Overall, we’re quite pleased with the Automatic experience and how it’s changed how we drive. Without caring what the scoring system actually means, we try to score highly with each drive, because we know it’s saving us money.
+ Noninvasive and easy to install
+ Free smartphone application, no subscription
+ Pays for itself over time
+ Works as an OBD-II reader
+ Saves GPS location of where you last parked your car
– Relatively steep initial price
– No storage, requires a smartphone to work
– Can only be setup with one car at a time
– Only supports regular octane fuel, not premium
Pricing and Availability
Automatic is available today within the US. The Automatic application can be downloaded from the Apple App Store, free of charge, and the Automatic Link module can be purchased for $99.95 from the Automatic website. Currently, Android is not supported. But you can purchase the Automatic Link, and the Android beta application will launch in December. It will use the same module.
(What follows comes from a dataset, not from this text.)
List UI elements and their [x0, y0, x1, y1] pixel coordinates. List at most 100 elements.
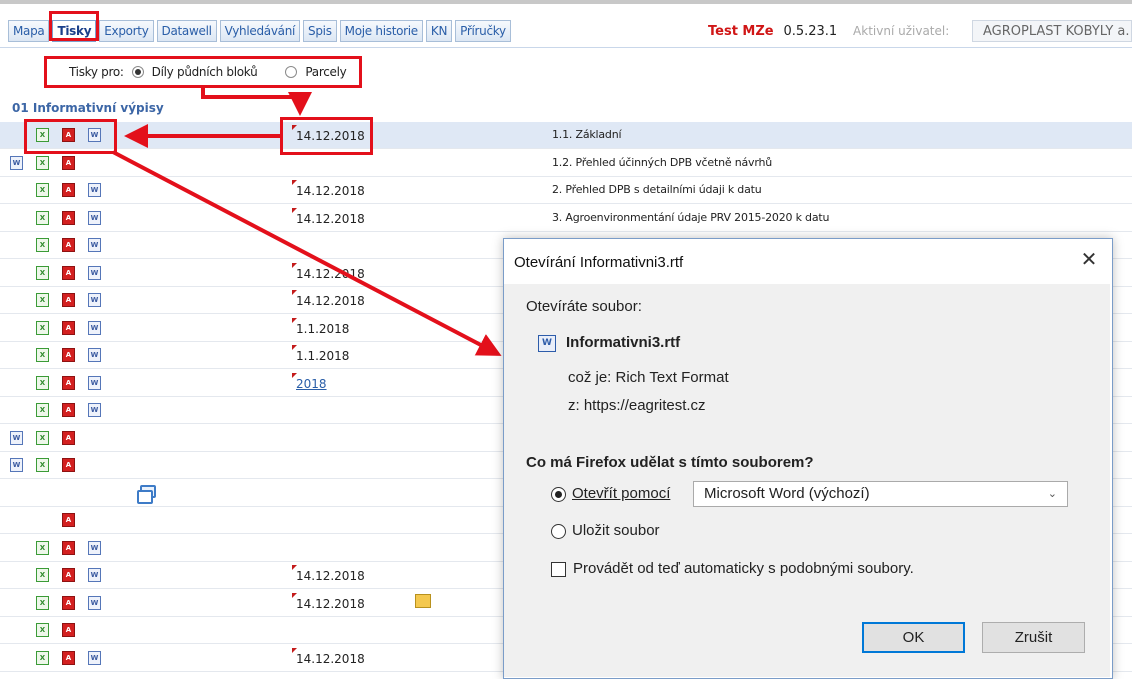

Automatic works with almost every gasoline-powered car released in the US since 1996, according to its site. It only works with gasoline-driven cars, or hybrids which use gasoline, however. Diesel engines use different computers, which Automatic does not currently support. You can check your car’s compatibility from the Automatic order page.
The team would like to make Automatic available outside the US, eventually, as well as support diesel engines.
After nearly a week with Automatic, we walk away impressed. Could you do the math yourself? Absolutely. It’s very simple math, actually. But that’s not the point. Automatic is effortless and keeps track of everything while also reminding you, in real time, that you should take more care when hitting the gas or brake. Plug it in, and forget about it. Let it do all the work.
The name is very fitting.
As any new product will, however, Automatic has a few quirks. We’d love the ability to choose between premium and regular gas, and fortunately we will have that option in the future. And we can’t help but feel some hard accelerations and brakes weren’t justified. Not to mention, some local highways have a speed limit of 70mph, meaning the Link will chirp. You can turn the audio feedback off, but the Link will continue to monitor your driving and dock points, even though you’re only following the rules of the road.
No less, the inbuilt average miles per gallon reading on the console of our car has gone up since installing Automatic, and we’re infinitely more mindful of our driving – how hard we’re stomping the pedals. And having a constant translator – an OBD-II reader – always present to help your car communicate directly to you when it’s having trouble is unbelievably useful.
Since using Automatic, we’re consistently more aware of the money we’re wasting each time we stomp the gas instead of easing on the pedal.
And that’s where the point and usefulness of Automatic could become disjointed for some. If you care about saving every last penny, driving more safely, and knowing more about the status of your car at all times, Automatic is a bargain for $100. Depending on how serious you take it and how much you drive, it could pay for itself in gas savings in no time. If you instead drive for the thrill of it, enjoy the roar of an engine, and care less about the cost of gas or how much you’re burning at all times, Automatic certainly isn’t for you. You can buy an OBD-II reader for under $20 and do the rough math in your head like you’ve been doing for years.
Even then, the Crash Alert alone (once it’s out of beta), is a compelling argument for the Automatic service.
We here at Pocketnow plan to continue using Automatic during our routine trips around town or to and from the office. But we’ll probably toss it in the glove box (or simply turn off the audio feedback) for those weekend trips down winding backroads.